Según medios venezolanos, la policía antidisturbios se desplegó y lanzó gases lacrimógenos contra multitudes de manifestantes de la oposición. Se reportan al menos 11 muertos en enfrentamientos en todo el país.
Preocupado por la escalada de violencia, el presidente Maduro hizo un llamado a sus seguidores para que se congregaran alrededor del palacio presidencial y lo defendieran de los manifestantes. Los partidarios del presidente reelegido Maduro, incluidos altos mandos militares, declararon su determinación de aplastar lo que calificaron de "intento de golpe de Estado" que dejó cerca de 50 militares y policías heridos y decenas de edificios gubernamentales incendiados en varias ciudades.

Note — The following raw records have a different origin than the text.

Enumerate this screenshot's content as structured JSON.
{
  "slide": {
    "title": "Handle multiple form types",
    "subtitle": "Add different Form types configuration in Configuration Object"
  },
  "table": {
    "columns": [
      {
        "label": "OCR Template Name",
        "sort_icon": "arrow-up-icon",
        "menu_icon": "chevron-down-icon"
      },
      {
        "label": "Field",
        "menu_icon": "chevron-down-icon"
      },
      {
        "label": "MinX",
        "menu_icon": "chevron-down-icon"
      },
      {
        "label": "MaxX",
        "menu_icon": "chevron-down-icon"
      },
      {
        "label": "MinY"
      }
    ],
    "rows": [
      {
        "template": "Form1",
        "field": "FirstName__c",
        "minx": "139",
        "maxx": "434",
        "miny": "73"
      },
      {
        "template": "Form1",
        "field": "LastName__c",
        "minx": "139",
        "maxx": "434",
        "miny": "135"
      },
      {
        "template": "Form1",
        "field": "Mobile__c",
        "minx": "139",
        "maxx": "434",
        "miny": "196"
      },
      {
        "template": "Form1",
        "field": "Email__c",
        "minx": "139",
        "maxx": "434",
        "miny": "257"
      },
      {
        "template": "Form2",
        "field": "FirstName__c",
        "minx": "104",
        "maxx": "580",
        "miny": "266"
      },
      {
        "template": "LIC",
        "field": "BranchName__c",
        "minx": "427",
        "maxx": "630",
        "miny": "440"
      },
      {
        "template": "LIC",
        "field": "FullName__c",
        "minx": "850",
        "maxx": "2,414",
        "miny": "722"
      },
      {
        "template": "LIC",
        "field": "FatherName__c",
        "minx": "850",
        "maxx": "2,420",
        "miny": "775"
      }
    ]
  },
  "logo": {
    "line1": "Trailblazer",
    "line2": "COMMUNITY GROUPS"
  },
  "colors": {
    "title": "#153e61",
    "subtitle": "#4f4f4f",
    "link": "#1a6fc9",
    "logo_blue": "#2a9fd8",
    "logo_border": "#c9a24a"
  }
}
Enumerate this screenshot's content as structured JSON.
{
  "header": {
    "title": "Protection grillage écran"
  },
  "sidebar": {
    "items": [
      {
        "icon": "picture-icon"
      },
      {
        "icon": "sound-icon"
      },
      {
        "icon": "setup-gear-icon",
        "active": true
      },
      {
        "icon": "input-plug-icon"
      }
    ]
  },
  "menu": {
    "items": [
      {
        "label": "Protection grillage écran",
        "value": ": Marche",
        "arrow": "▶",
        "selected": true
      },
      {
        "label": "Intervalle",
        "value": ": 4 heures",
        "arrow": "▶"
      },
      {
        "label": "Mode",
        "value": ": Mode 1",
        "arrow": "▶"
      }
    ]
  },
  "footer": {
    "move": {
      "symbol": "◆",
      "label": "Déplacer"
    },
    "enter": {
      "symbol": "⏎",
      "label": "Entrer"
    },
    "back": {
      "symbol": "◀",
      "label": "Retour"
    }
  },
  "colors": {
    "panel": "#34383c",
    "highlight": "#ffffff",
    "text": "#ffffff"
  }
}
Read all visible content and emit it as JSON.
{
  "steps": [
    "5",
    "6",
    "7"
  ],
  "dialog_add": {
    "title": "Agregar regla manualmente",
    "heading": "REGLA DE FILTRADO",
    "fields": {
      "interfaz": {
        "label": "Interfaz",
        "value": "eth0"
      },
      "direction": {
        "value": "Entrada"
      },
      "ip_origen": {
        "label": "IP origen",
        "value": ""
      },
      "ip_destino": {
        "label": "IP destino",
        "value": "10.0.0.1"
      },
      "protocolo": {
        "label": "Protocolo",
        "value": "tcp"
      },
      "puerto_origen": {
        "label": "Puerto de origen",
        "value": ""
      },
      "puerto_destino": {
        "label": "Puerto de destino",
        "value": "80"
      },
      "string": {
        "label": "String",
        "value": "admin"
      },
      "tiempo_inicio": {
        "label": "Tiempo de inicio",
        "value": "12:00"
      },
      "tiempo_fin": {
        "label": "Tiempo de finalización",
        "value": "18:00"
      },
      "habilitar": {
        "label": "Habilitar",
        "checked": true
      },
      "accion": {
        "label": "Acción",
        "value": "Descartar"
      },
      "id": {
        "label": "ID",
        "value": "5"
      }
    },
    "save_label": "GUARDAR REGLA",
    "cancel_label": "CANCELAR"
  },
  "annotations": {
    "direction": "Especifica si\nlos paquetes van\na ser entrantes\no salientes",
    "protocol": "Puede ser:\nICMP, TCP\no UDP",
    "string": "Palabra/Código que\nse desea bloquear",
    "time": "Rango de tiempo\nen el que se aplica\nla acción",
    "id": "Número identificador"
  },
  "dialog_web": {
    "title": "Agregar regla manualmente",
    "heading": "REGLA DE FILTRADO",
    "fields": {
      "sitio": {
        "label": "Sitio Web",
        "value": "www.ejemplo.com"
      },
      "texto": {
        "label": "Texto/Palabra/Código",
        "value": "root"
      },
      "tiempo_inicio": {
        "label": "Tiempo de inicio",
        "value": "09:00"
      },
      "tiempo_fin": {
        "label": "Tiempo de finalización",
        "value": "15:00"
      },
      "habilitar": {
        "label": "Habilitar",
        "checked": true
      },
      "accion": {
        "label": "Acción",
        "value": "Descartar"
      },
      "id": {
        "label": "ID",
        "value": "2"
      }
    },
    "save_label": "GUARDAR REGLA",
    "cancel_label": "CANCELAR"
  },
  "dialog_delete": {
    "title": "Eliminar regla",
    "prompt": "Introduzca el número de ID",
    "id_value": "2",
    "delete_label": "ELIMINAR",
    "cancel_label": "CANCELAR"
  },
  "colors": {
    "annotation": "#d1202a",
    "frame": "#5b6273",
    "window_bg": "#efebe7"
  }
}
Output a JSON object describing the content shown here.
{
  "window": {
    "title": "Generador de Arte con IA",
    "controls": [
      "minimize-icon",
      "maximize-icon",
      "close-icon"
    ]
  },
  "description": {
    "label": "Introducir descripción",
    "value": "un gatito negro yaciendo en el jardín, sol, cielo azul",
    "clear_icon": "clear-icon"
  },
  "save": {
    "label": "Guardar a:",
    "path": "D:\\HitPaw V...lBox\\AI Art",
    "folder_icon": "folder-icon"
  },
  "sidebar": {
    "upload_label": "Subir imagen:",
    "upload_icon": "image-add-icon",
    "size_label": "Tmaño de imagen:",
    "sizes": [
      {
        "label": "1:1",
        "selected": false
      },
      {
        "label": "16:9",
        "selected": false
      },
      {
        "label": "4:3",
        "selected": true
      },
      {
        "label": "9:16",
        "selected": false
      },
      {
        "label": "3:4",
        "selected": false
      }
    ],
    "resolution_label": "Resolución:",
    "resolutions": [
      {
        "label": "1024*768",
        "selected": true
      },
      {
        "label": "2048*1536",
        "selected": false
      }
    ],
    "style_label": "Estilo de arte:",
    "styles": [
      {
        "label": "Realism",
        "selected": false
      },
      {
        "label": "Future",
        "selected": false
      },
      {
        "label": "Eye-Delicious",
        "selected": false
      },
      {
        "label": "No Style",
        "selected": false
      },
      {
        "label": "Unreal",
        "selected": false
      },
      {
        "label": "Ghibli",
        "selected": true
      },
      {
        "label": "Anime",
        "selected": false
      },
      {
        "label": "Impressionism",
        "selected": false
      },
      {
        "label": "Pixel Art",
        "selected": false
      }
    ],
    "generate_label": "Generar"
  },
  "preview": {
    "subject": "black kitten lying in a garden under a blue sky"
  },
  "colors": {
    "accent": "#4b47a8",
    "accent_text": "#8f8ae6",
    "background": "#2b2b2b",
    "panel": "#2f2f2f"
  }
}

Funcionarios de la Casa Blanca han expresado su profunda preocupación por la situación en Venezuela. El presidente estadounidense Joe Biden mantuvo una conversación telefónica de 30 minutos con el presidente brasileño Luiz Lula da Silva, uno de los principales aliados de Maduro, sobre la situación en Venezuela. El partido político de izquierda de Luiz da Silva ha reconocido a Maduro como ganador de las elecciones.
Por otra parte, el canciller venezolano Yván Gil anunció que su país ha decidido romper relaciones diplomáticas con Perú. En la red social X, Gil declaró: «El Gobierno de la República Bolivariana de Venezuela ha decidido romper relaciones diplomáticas con la República del Perú, de conformidad con el artículo 45 de la Convención de Viena sobre Relaciones Diplomáticas de 1961». Gil afirmó que Caracas se vio obligada a tomar esta decisión tras una declaración del canciller peruano que, a su juicio, «desatendía la voluntad del pueblo venezolano y la Constitución venezolana».
El 29 de julio, el Ministerio de Relaciones Exteriores de Venezuela anunció la expulsión del embajador peruano junto con los embajadores de otros seis países latinoamericanos, entre ellos Argentina, Chile, Costa Rica, Panamá, República Dominicana y Uruguay, luego de que sus gobiernos se negaran a reconocer los resultados de las elecciones presidenciales celebradas el 28 de julio.
El Consejo Nacional Electoral de Venezuela anunció los resultados de las elecciones el 29 de julio, en las que el presidente Nicolás Maduro fue reelegido para un tercer mandato de seis años.